矛盾を受け入れる

 どもってもいいと吃音を認めているのなら、つまり吃音を受け入れているのなら、なぜどもり方を変えようとするのか、単純に考えれば矛盾が出てきます。そのことを矛盾と認識した上で、その矛盾を受け入れようと提案したのが、1986年、京都で開催した第1回吃音問題研究国際大会で基調講演をしたヒューゴー・グレゴリー博士でした。
 矛盾ということばをあえて出した考えは、新鮮で興味深いものでした。僕たちも、どもることは決して悪いものでも劣ったものでも、まして恥ずかしいものでもないと主張していますが、どもっている自分を受け入れながら、もしどもり方を変えたいなら変えてもいいのではないか、とは考えています。でも、それは、アメリカ言語病理学のいう「楽にどもる」とは全く違うものですが、その違いをことばで説明することの難しさを感じています。
 今日は、「スタタリング・ナウ」2005.2.20 NO.126 の巻頭言を紹介します。グレゴリー博士が亡くなられたと知り、懐かしいお顔や姿を思い浮かべながら書いたものです。

  矛盾を受け入れる
                    日本吃音臨床研究会 会長 伊藤伸二

 「ドドドドーン、ドドドドーン」
 吃音だけの共通項で京都に集まったどもる人、吃音研究者、臨床家。ウェルカムパーティが最高潮に達したとき、演奏された和太鼓が参加者にも開放された。一番に太鼓に向かっていったのがアメリカの吃音研究者、ヒューゴー・グレゴリー博士とイギリスの吃音臨床家、レナ・ラスティンさんだった。ふたりは、ドンドンドドドンというどもる音にも似た連打を愉しんでいた。
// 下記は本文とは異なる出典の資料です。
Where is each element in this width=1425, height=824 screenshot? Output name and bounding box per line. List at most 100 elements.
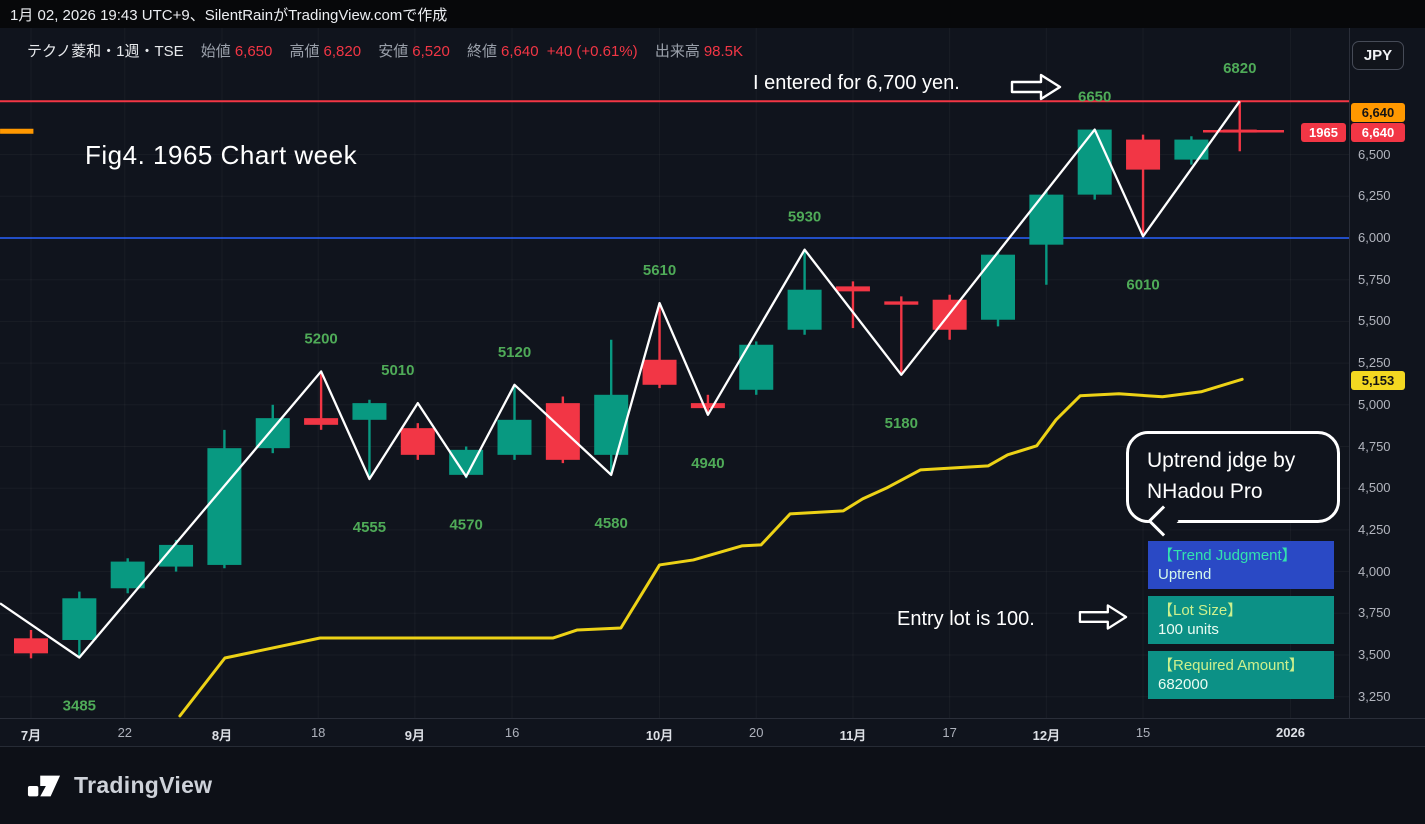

さよならパーティのときもハッピを着て盆踊りを楽しんでいたふたりの姿がとても強い印象として残り続けている。
 1986年夏、京都で私が大会会長となって世界で初めて開かれた国際大会。吃音にかかわる多くの人々は、おそらくこのときが来ることを夢みていたことだろう。この実現を大いに喜び、からだごと表現していたふたりだった。
 ヒューゴー・グレゴリー博士とレナ・ラスティンさんのおふたりが、昨年続いてお亡くなりになった。ひとつの時代が終わったような寂しさを覚える。
 グレゴリー博士は大会の基調講演者として、レナ・ラスティンさんはどもる子どもの指導についてのワークショップを担当し、さまざまな場面で積極的に発言していた。
 私たちが開いた第1回吃音問題研究国際大会の意図した「研究者、臨床家、どもる人たちが、互いの体験や実践・研究を尊重して耳を傾け、共に歩む」という姿勢にとても共感して下さっていた。
 第2回大会をドイツのケルン市で開いたときも、グレゴリー博士は参加し、日本から参加した私たちにいつも親しく話しかけ、ドイツの大会と比べて、いかに京都の大会がすばらしかったか、どもる人たちや吃音関係者に意義深いものであったかということを話されていた。だから、その後、第3回サンフランシスコ大会へと引き継がれるにつれ、吃音研究者、臨床家が対等の立場で協力し合うという傾向が薄れていくのをとても残念がっておられた。実際、ドイツの大会では、シンポジウムの公開の場で、臨床家とどもる人のセルフヘルプグループとの厳しい対立が見られた。サンフランシスコ大会では、吃音研究者や臨床家がほとんど関われなかったことを強く嘆いておられた。第1回の京都大会をひとつの理想的なあり方として、グレゴリー博士はもっておられたのだろう。
 それでも、京都大会の経験が生かされ、吃音研究者・臨床家はIFA(国際吃音学会)を、どもる人々はISA(国際吃音連盟)を設立し、このふたつの世界的な組織は協力関係を保っている。これはグレゴリー博士の願いであった。
 京都の講演の中で、特に印象に残ったのは、「矛盾」についてだ。流暢に話す、つまりどもらずに話すという流れと、流暢にどもるという論争の中で、その統合を強く訴えていた人だった。吃音そのものを認めた上で、どもり方を変えよう、これは、チャールズ・ヴァン・ライパーがずっと主張していたことだが、グレゴリー博士も同じ立場だった。しかし、そうすると、どもってもいいと吃音を認めているのなら、つまり吃音を受け入れているのなら、なぜどもり方を変えるのか、という矛盾が当然出てくる。そのことを指摘した上で、グレゴリー博士は、その矛盾を受け入れようと提案する。それは、矛盾を認めたことが新鮮で興味深いものだった。
 私たちは、どもることは悪いものでも劣ったものでも、まして恥ずかしいものでもないと主張している。そして、吃音を治す、改善するための努力はしない。しかし、どもっている自分を受け入れながら、もしどもり方を変えたい人がいるのなら、変えてもいいのではないかとも考えている。それは、グレゴリー博士の言う、流暢にどもるという限定された狭いものではなく、どもっている沈黙の状態も生かした、どもり方を磨くというものだ。
 この、吃音を認め、そしてそのどもり方に磨きをかけていくという発想は、矛盾したものにはならないと私は考えている。が、グレゴリー博士の、矛盾を矛盾として認め、それを受け入れるという発想もこれまでと違う素敵な発想だと思う。
 第一回吃音問題研究国際大会から19年たった。
 あの大会でひときは輝いていた、お二人に感謝し、冥福を祈ります。